The most legible single indicator that the regulator has been substantially captured by the regulated is the Prescription Drug User Fee Act. PDUFA has been reauthorized six times since 1992, and industry user fees now fund roughly seventy-seven percent of the human-drug review program’s costs. AI deployed inside that arrangement will produce whatever returns that arrangement is structured to deliver, which is more me-too drugs on extended monopolies, not transformative new mechanisms.

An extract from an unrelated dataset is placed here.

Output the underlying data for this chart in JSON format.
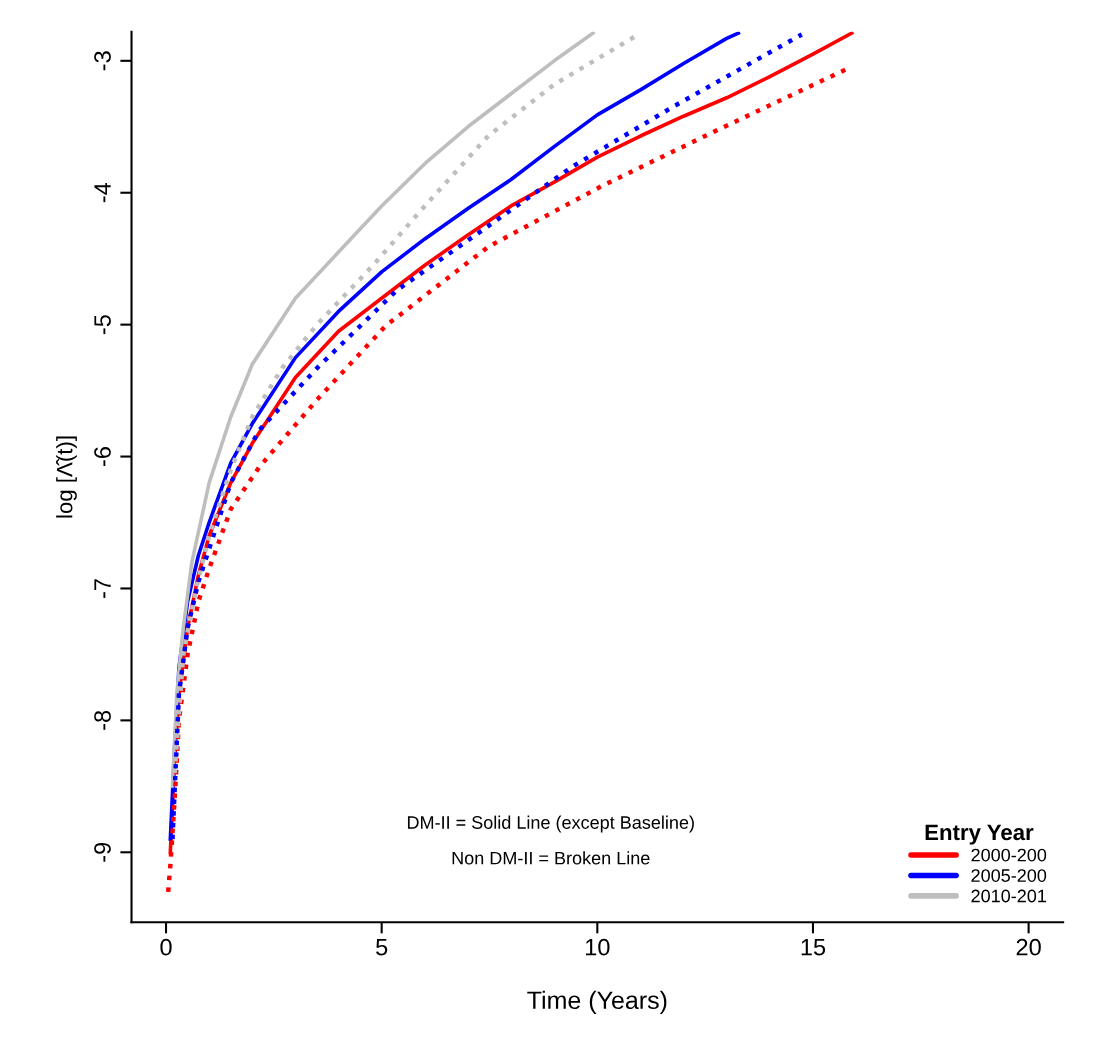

The reform that would actually change the arrangement is straightforward and unfashionable: restore public appropriations to the FDA’s review program, return PDUFA to a modest share of agency funding, and stop extending patent monopolies on drugs that are minor modifications of existing ones. None of this is novel. Congress has not done the kind of sustained work over multiple sessions that would change that arrangement on any complex regulatory matter in living memory. AI may or may not bend Eroom’s Law. Congress will not.
The most consequential AI research in 2026 is not the kind that produces a press release. It is the kind that produces a phase-two clinical trial result in 2031 that nobody read about this year. The molecules will still fail in human bodies, on the schedule biology has always run. The capital expenditure will be amortized regardless. The public subsidizes the basic science that makes any of this possible, and the private sector extracts the premium for the AI layer.
The closing observation is the one the Wainer column declined to write: in 1995, when new owners bought the Manitoba steel mill where my father was a journeyman millwright, they did not write better software to save declining margins. They loaded debt onto the balance sheet and extracted rent from the physical machinery until it rusted. The pharmaceutical industry’s pivot to artificial intelligence is that same extraction playbook, applied to human biology.